Тут, помню, мое счастье стало экстатическим; и я снова почувствовала досаду, что жить нельзя так же медленно, как играть музыку. Между тем происходило нечто почти неуловимое, сотканное из слабых улыбок и полутонов нежности. Женщина позднего среднего возраста, четыре юные девушки и школьник любовались двумя обыкновенными видами цветов и не столько разговаривали, сколько обменивались ласковыми словами, подобно детям, передающим по кругу коробку с шоколадными конфетами.
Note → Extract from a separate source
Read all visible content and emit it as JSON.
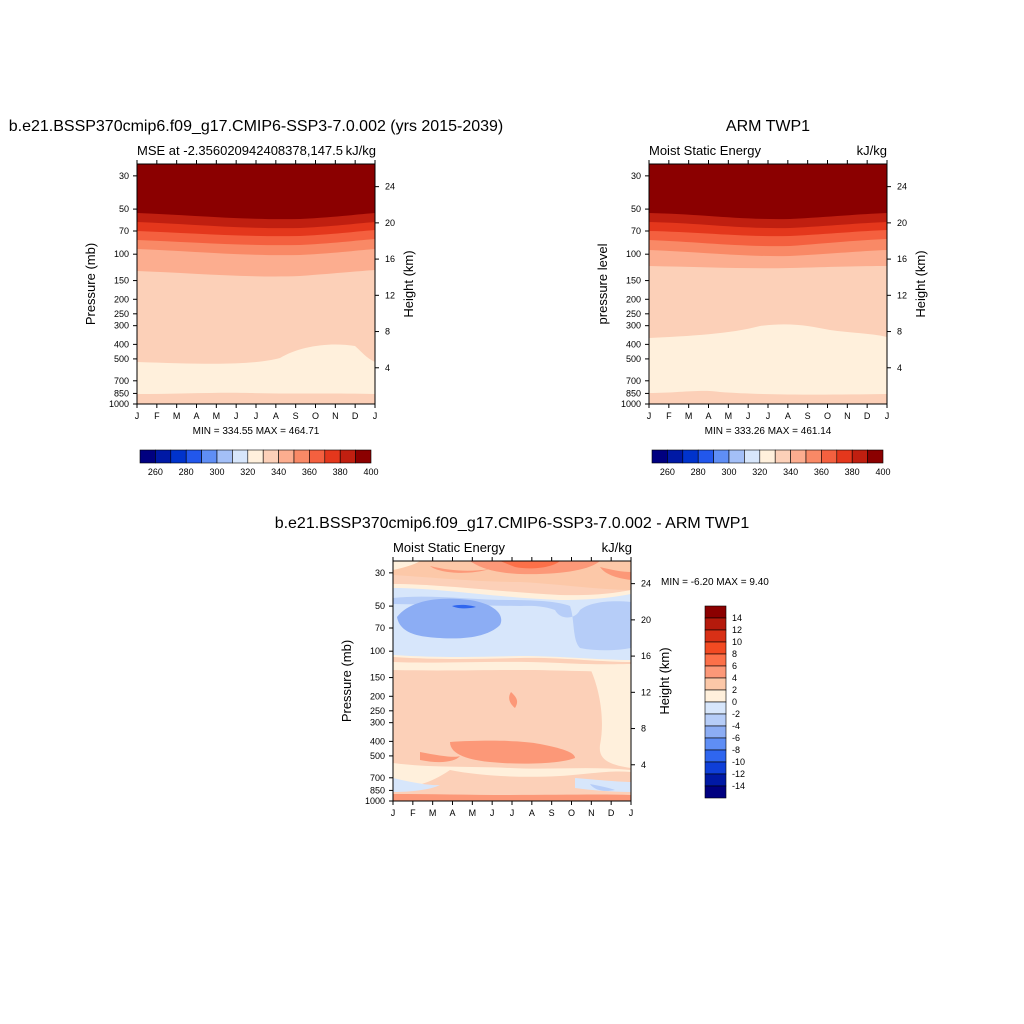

Я не могла взять в толк, почему у меня в ушах звенит кровь и я чувствую, что именно в таких вещах заключается дух музыки. Но момент прошел, прежде чем я смогла объяснить себе его важность, потому что кто-то окликнул нас со стороны дома, и мы раздраженно обернулись, злясь, что наш замкнутый круг разорван.
Но это оказался мистер Морпурго, а ему мы, разумеется, всегда радовались. Он был старым другом папы, всегда заботился о нем и даже после того, как отец повел себя с ним так странно, что им стало невозможно видеться, назначил его редактором местной лавгроувской газеты. Мы ни разу не видели мистера Морпурго, пока папа не ушел, но с тех пор он часто навещал маму и очень помог ей привести в порядок дела; бедное детство развило в нас умение разбираться в людях, и мы были благодарны ему за деликатность, с которой он давал понять, что добр к нам не из жалости, а потому, что мы ему нравимся, особенно мама. Мистер Морпурго пересек лужайку с нерешительностью, которую мы привыкли от него ожидать. Сначала он послал нам издали лучезарную улыбку, затем его лицо помрачнело, а походка стала шаткой, как будто он едва превозмогал себя, чтобы явить свое тело людям, которых находила привлекательными его душа. Он и впрямь был на редкость некрасив. Его скорбное лицо было землистым, огромные черные глаза слишком свободно вращались в голубоватых белках, а мешки под глазами свисали на щеки, которые, в свою очередь, свисали на свисающие подбородки; и под красивой опрятной одеждой его маленькое тело обмякло, словно завязанный в узел зонтик со сломанными спицами. Впрочем, мы уже не считали его наружность отклонением от нормы, а воспринимали ее как признак того, что он принадлежал к более кроткому и чувствительному виду, чем обычное человечество: он был не мистером Морпурго, а морпурго, как мог бы быть лосем или муравьедом, и это всех устраивало.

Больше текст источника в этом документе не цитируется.